Hoffman, for her part, agrees.
In her video, Hoffman said students in Mrs. Garrett’s class need to earn their bathroom passes or “Garrett dollars.” Students can allegedly earn these passes in various ways, including asking their parents to donate classroom supplies.
“I get it—it’s hard for teachers out here these days,” Hoffman said. “But there are low-income families who can’t afford this, so I feel like [their kids] have [fewer] opportunities than the kids [whose families] can, and those kids shouldn’t have [fewer] opportunities to use the bathroom.”
Hoffman also said that regardless of how students earn “Garrett dollars,” they “should not have to barter with. [their] reward cash for rights to use the restroom.”
Upset, Hoffman sent an email to Mrs. Garrett saying all this and letting Mrs. Garrett know that her daughter will be using the bathroom whenever she wants, whether or not she has any “Garrett dollars.”
In a follow-up video, Hoffman said she learned that students can use the bathroom without the dollars; however, by doing this, they’ll lose “table points.”
“[Mrs.
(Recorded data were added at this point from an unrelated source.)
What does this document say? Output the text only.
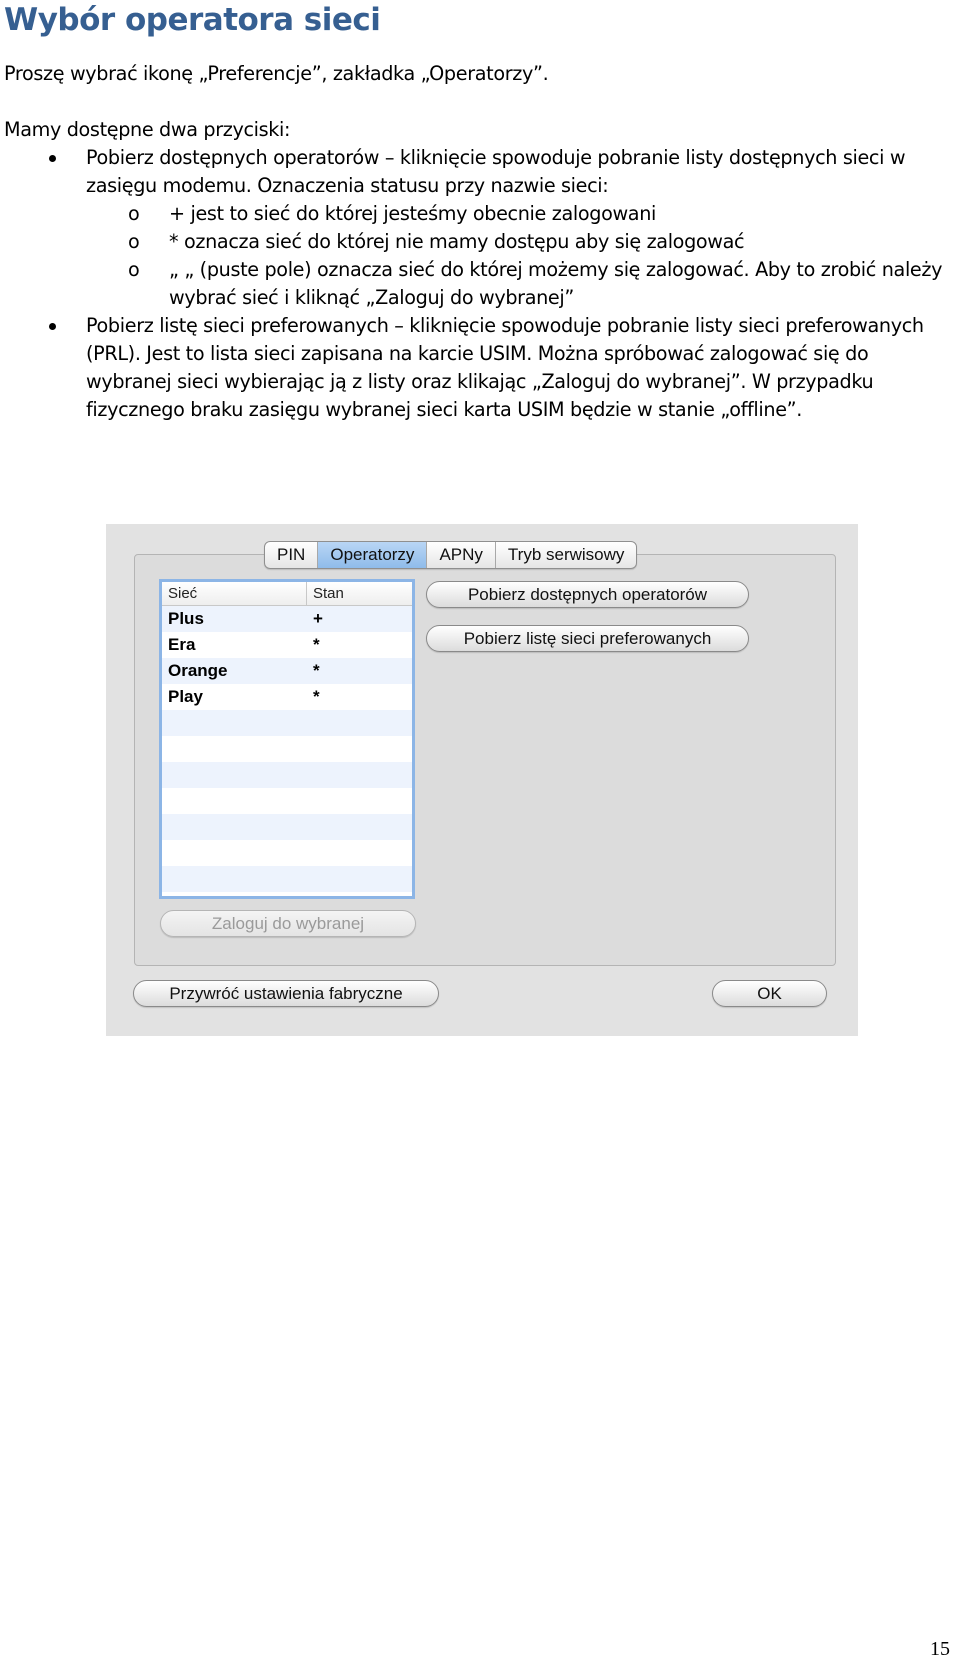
Wybór operatora sieci

Proszę wybrać ikonę „Preferencje”, zakładka „Operatorzy”.

Mamy dostępne dwa przyciski:

Pobierz dostępnych operatorów – kliknięcie spowoduje pobranie listy dostępnych sieci w zasięgu modemu. Oznaczenia statusu przy nazwie sieci:
o + jest to sieć do której jesteśmy obecnie zalogowani
o * oznacza sieć do której nie mamy dostępu aby się zalogować
o „ „ (puste pole) oznacza sieć do której możemy się zalogować. Aby to zrobić należy wybrać sieć i kliknąć „Zaloguj do wybranej”
Pobierz listę sieci preferowanych – kliknięcie spowoduje pobranie listy sieci preferowanych (PRL). Jest to lista sieci zapisana na karcie USIM. Można spróbować zalogować się do wybranej sieci wybierając ją z listy oraz klikając „Zaloguj do wybranej”. W przypadku fizycznego braku zasięgu wybranej sieci karta USIM będzie w stanie „offline”.
PIN	Operatorzy	APNy	Tryb serwisowy
Sieć	Stan
Plus	+
Era	*
Orange	*
Play	*
Pobierz dostępnych operatorów
Pobierz listę sieci preferowanych
Zaloguj do wybranej
Przywróć ustawienia fabryczne	OK
15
Garrett] seats us all at tables and teams, and if somebody does something bad…she docks points from the whole table, and everyone at the table gets so mad at you,” Hoffman said, imitating her daughter.
The table points, she elaborated, are used to buy prizes.
Mrs. Garrett explained all this to Hoffman in an email, to which Hoffman responded: “Why should students lose points and privileges for basic human necessities? Why should students lose opportunities for the actions of their peers?”
Hoffman also escalated the bathroom policy to the school’s principal but didn’t reach any resolution other than agreeing that Hoffman’s daughter would not participate in Mrs. Garrett’s “reward system.”
Many of Hoffman’s viewers agreed that students shouldn’t have to earn bathroom “privileges” and argued that schools, in general, need to implement better bathroom policies.
“This is my 11th year teaching, and I never tell a child not to use the bathroom. It is not a privilege to go to the bathroom,” Nikki Miller said.
“Going to the restroom isn’t a reward; it’s a basic human necessity,” Tawnee agreed.
“I have a lot of respect [for] teachers; however, [using the] restroom is a need, not a privilege that can [be] taken away at the convenience of the teacher,” one user wrote.
Aly Collins added: “The way bathroom usage is handled in schools needs to change.”
Newsweek reached out to Desi Eleazar Hoffman for comment.